On Sun, Aug 10, 2008 at 10:16:09PM -0700, Andrew Lentvorski wrote:

The worst I could imagine is needing to use a fresh kernel.  But, since
I can boot from a rescue disk, chroot into the new machine and pretty
much fix anything, it shouldn't be a problem.

Uhh, that doesn't count as a "restore" then. In fact, "fixing things up" is often more work than just reinstalling. Especially if you have a well automated install process.

I've never had an automated install process, since I've only done it a
handfull of times.  There is just way too much customization I do to
make that practical.

I just checked my oldest machine.  Unfortunately, I didn't record when I
first installed the machine, so I'm not completely sure.  The oldest
mtime I can find is from 2002 (not counting installed files that have
old timestamps).

The oldest ctime is from august 2007, which is probably from the new HD
I got, when I copied the data over.

The machine is kept up-to-date.  It's even gone through a complete
catastrophic machine failure (power supply fried everything).  I
replaced the entire computer, booted my recovery disk, restored grubbed,
and it was up and running.

Only in the land of Linux would "rescue disk, chroot, recompile modules, and update the kernel" be considered part of a "restore".
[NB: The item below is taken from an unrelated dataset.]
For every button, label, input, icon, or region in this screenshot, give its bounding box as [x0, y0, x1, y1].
I've never had to do this as part of a restore.

The closest I've come is when I bought a motherboard that wasn't
supported by stable kernels.  I ended up building a kernel on another
machine, and using that to bring up the machine.  None of the
distributions I could find would even boot on it.

Those are the kind of days that make me long for 20+ year old operating systems like VMS.

The alternative being the "other" model where you change something,
you're screwed and you start over again?  One of the things I like about
Linux is that I can fix nearly anything that goes wrong.

Perhaps this is why I don't like most distributions.